Every year during my childhood my family would have Passover Seder at my aunt’s house on the first night. At the end of the seder I vividly remember hearing people say things like, “Thank G-d that is over, so now we can go on with our normal lives,” and, “Well, we’ll see y’all on Rosh Hashana.” (In Houston, Texas if one speaks to more than one person the word, “Y’all” is automatically inserted.) This feeling is especially common when much effort is put into the major theatrical event that is, “The Passover Seder” – coming to a theater near you.

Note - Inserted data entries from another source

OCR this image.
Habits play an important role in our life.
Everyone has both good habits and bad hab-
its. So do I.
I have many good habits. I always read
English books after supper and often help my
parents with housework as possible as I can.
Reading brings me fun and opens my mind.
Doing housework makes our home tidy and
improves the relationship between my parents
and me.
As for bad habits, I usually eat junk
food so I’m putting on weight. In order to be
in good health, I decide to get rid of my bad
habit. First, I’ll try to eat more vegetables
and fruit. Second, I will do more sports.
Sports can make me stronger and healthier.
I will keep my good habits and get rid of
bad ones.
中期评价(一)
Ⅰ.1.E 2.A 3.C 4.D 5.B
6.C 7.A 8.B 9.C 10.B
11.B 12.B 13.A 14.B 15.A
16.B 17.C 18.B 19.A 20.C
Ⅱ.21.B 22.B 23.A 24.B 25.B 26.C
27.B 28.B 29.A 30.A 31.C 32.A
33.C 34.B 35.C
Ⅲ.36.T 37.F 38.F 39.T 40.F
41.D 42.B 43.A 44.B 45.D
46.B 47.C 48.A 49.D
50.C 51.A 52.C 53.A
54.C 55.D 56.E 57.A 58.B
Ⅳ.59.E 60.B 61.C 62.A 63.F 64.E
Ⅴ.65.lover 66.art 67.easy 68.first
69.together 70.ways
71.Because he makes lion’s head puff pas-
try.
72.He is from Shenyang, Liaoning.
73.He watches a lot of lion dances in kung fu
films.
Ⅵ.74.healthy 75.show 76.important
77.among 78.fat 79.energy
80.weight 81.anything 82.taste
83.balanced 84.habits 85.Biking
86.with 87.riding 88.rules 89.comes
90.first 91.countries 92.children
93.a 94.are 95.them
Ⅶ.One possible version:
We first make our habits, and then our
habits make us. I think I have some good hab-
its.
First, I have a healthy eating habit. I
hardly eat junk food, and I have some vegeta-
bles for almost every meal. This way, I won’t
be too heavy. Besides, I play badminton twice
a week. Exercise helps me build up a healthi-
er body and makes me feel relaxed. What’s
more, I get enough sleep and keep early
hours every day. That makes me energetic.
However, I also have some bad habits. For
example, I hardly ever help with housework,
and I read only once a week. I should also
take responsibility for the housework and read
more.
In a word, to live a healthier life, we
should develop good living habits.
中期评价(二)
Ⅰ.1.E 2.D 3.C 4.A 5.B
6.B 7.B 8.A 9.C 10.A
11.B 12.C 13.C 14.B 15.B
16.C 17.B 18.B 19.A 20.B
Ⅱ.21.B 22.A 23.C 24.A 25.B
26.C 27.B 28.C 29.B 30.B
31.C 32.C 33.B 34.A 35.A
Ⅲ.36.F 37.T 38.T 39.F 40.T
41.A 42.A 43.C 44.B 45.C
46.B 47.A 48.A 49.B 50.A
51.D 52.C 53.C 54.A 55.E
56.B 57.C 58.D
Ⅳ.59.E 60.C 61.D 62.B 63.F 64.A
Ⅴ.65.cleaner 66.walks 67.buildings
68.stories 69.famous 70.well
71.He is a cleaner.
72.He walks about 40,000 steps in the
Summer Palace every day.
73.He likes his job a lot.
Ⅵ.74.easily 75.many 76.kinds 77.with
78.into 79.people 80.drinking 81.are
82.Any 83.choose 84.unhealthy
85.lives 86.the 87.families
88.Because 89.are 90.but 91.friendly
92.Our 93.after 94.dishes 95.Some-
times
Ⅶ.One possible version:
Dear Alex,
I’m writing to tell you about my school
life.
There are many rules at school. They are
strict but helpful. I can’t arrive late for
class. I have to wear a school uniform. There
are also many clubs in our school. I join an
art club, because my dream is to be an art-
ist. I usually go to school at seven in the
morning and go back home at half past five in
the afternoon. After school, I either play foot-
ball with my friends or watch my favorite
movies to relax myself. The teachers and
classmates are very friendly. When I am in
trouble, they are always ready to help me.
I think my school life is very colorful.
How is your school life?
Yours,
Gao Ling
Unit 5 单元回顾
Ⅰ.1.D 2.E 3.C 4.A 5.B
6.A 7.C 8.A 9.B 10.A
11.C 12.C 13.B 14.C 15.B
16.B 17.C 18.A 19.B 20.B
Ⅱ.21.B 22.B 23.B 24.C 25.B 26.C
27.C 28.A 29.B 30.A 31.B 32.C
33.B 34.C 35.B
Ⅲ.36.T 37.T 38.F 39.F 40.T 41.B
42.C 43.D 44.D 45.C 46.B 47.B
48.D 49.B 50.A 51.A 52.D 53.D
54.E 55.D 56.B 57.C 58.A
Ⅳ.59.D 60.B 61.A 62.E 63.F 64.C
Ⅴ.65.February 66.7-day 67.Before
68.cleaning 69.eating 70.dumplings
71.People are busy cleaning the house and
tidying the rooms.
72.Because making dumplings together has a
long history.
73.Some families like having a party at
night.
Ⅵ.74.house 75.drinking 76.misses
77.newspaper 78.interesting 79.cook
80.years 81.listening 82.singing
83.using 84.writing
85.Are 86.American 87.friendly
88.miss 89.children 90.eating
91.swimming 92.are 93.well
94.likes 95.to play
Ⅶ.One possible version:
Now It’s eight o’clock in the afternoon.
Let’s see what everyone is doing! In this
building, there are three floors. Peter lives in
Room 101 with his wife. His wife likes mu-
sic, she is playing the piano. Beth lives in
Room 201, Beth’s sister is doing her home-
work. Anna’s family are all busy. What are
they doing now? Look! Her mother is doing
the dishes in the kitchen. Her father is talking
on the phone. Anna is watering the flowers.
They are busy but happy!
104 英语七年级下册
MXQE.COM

But seriously, we Jews are very event focused. We look to an event and think that it is the event that is significant. We consider the time, place, and effort that goes into preparing for the event and once that event has been concluded, we give no more thought to the event except maybe to recall the amount of effort it took to successfully make it through the event and
how relieved we are to be on the other side of it. The greatest modern day example that I can think of, and, in my opinion, one of the most troubling issues with modern day Judaism, is the Bar or Bas Mitzvah. It has become such an event that the goal is the date on a calendar instead of a beginning, a stepping-stone to their adult, Jewish future. But I do not want to focus on these issues. I would need much more ink that I am allowed to do justice to what I have termed, “Event based Judaism.” Rather, I would like to focus on this period of the calendar and the significance of this time of year. Right now we are counting “up” the days from Passover to the holiday of Shavuot. We count these days not as a child counts down the days to the end of the school year, but rather we count “up” to the ultimate achievement – the receiving of the Torah on Mount Sinai. Exactly 50 days after the Jewish people left Egypt they received the greatest gift ever received in the history of mankind. The Jewish people were given the Torah from G-d. Each and every year we relive this. We count “up” to this day, not as an event, but as an opportunity. We stay up all night, in our synagogues, studying His Torah, and trying to attain the great spiritual level of our Jewish ancestors. My friends, this is yet another example of how we could celebrate an event, the holiday of Shavuot, or we could count, prepare, and understand that each and every day of this counting should be a growth process. We should be using this time to examine our character, examine our commitment, and examine how we view our religion and our relationship with Our Creator. This time of year, like every time of year on the Jewish calendar, is about action. It is not a time where there is a void. Those who attended my aunt’s Passover Seder were looking at the Seder as an opportunity to get together and have a nice meal. To them it was an event on the calendar. To us every holiday, every Shabbos, and every mitzvah we do should be more than an event. We should make each one into an opportunity that may never come again.
—Rabbi Gershon Litt is executive director of Norfolk Kollel.